From an initially-projected 7.2% growth in FY25, the Reserve Bank has reduced it by a steep 60 bps to 6.6%, after the second quarter surprised with a seven quarter low GDP print of 5.4%.
“India faces a challenging 2025 with growth is slowing, the rupee tumbling, and the headline inflation still remaining far from the midpoint of the central bank's target range. All this will drive the economy onto a hump this year and growth is likely to print in at 6.4% in 2025," said Aditi Raman, an associate economist at Moody's Analytics, on Wednesday.
Along with all these is a higher-for-longer interest rates that weighs on private consumption and investment in the first half of the 2025 and the earliest monetary policy easing is not before April, she said, adding the RBI faces a classic trilemma of balancing growth, containing inflation and containing the bleeding rupee.
She expects the budget, slated for Saturday, to be more prudent on the fiscal side more than supporting growth. She attributes the lower growth projection to the slowdown in the first three quarters of 2024. While the economy grew 6.7% in the June quarter it lose the steam and grew at a 5.4% in the September quarter—the weakest print since the last quarter of 2022 and far below market expectations.
While persistently high inflation, particularly of food items, curtailed domestic demand, elevated interest rates stifled households and businesses. Heavier-than-expected monsoons and a slump in government spending due to the hustings in April-May 2024 only exacerbated the slowdown.

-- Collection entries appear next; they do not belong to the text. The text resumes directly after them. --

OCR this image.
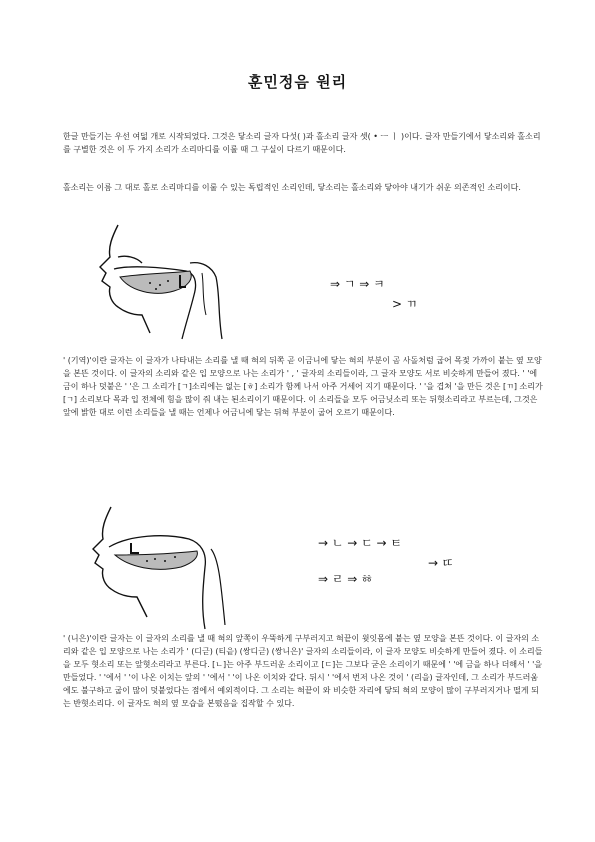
훈민정음 원리

한글 만들기는 우선 여덟 개로 시작되었다. 그것은 닿소리 글자 다섯( )과 홀소리 글자 셋( • ㅡ ㅣ )이다. 글자 만들기에서 닿소리와 홀소리를 구별한 것은 이 두 가지 소리가 소리마디를 이룰 때 그 구실이 다르기 때문이다.

홀소리는 이름 그 대로 홀로 소리마디를 이룰 수 있는 독립적인 소리인데, 닿소리는 홀소리와 닿아야 내기가 쉬운 의존적인 소리이다.

⇒ ㄱ ⇒ ㅋ
> ㄲ

' (기역)'이란 글자는 이 글자가 나타내는 소리를 낼 때 혀의 뒤쪽 곧 이금니에 닿는 혀의 부분이 곰 사돌처럼 굽어 목젖 가까이 붙는 옆 모양을 본뜬 것이다. 이 글자의 소리와 같은 입 모양으로 나는 소리가 ' , ' 글자의 소리들이라, 그 글자 모양도 서로 비슷하게 만들어 졌다. ' '에 금이 하나 덧붙은 ' '은 그 소리가 [ㄱ]소리에는 없는 [ㅎ] 소리가 함께 나서 아주 거세어 지기 때문이다. ' '을 겹쳐 '을 만든 것은 [ㄲ] 소리가 [ㄱ] 소리보다 목과 입 전체에 힘을 많이 줘 내는 된소리이기 때문이다. 이 소리들을 모두 어금닛소리 또는 뒤혓소리라고 부르는데, 그것은 앞에 밝한 대로 이런 소리들을 낼 때는 언제나 어금니에 닿는 뒤혀 부분이 굽어 오르기 때문이다.

→ ㄴ → ㄷ → ㅌ
→ ㄸ
⇒ ㄹ ⇒ ㆅ

' (니은)'이란 글자는 이 글자의 소리를 낼 때 혀의 앞쪽이 우뚝하게 구부러지고 혀끝이 윗잇몸에 붙는 옆 모양을 본뜬 것이다. 이 글자의 소리와 같은 입 모양으로 나는 소리가 ' (디귿) (티읕) (쌍디귿) (쌍니은)' 글자의 소리들이라, 이 글자 모양도 비슷하게 만들어 졌다. 이 소리들을 모두 혓소리 또는 앞혓소리라고 부른다. [ㄴ]는 아주 부드러운 소리이고 [ㄷ]는 그보다 굳은 소리이기 때문에 ' '에 금을 하나 더해서 ' '을 만들었다. ' '에서 ' '이 나온 이치는 앞의 ' '에서 ' '이 나온 이치와 같다. 뒤시 ' '에서 번저 나온 것이 ' (리을) 글자인데, 그 소리가 부드러움에도 불구하고 굽이 많이 덧붙었다는 점에서 예외적이다. 그 소리는 혀끝이 와 비슷한 자리에 닿되 혀의 모양이 많이 구부러지거나 떨게 되는 반혓소리다. 이 글자도 혀의 옆 모습을 본떴음을 집작할 수 있다.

While interest rates staying higher for longer will moderate demand, potential US tariffs on Indian goods will make for a challenging export environment.
On the rupee, which has been bleeding since October last, she said the local unit has been weakening since the start of the US Federal Reserve's easing cycle that began in September and got exacerbated since Donald Trump's poll win in November and hit a low of 86.7 early January.

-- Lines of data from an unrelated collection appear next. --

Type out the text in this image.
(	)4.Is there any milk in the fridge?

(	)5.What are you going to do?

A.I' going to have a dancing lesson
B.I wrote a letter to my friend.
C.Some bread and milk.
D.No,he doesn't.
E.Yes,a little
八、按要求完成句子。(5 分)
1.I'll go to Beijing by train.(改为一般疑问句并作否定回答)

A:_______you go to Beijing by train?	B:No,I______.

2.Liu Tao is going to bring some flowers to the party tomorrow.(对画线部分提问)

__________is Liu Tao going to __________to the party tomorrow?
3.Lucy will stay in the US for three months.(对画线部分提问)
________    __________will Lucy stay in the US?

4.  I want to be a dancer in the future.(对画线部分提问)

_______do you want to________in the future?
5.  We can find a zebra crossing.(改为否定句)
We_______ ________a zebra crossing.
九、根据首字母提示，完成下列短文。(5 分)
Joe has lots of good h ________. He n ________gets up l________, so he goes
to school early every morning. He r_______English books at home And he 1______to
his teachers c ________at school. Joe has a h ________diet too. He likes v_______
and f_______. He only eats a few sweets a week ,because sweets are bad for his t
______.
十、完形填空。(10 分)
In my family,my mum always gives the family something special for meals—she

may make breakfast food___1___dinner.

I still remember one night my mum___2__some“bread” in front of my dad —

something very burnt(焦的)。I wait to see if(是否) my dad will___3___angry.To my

Even though the rupee hasn't weakened as much as some other developing economies' currencies, she expects it to keep depreciating over the long-term as a growing middle class increases the country's reliance on imports. The central bank will be hard-pressed to offset that pressure on the currency.
She expects inflation to cool to 4.7% in 2025 from 4.8% in 2024 yet not good enough for sharp rate cuts. While for overall retail inflation to ease, food inflation should ease, and a tumbling rupee will likely add to input costs, driving up imported inflation.
Currency weakness may also delay rate cuts. All these has left the Reserve Bank in an age-old typical trilemma as growth, prices and the currency all sit in risky territory and the cure for one stands to inflame the other. While recent budgets have underlined the need for fiscal prudence, the real economy is calling for more attention now.
We expect a budget that supports domestic demand, particularly investment, while aiming for a fiscal deficit of less than 4.5% for next fiscal, down from 4.8% this fiscal and 5.6% in FY24.
Overall, the country is facing a bumpy road in 2025—a weakening rupee, declining foreign investments, and volatile inflation are the areas of greatest economic risks. Changes in fiscal and monetary policies, likely in the first half of the year, are needed if the country was to achieve even 6.4% growth, she concludes.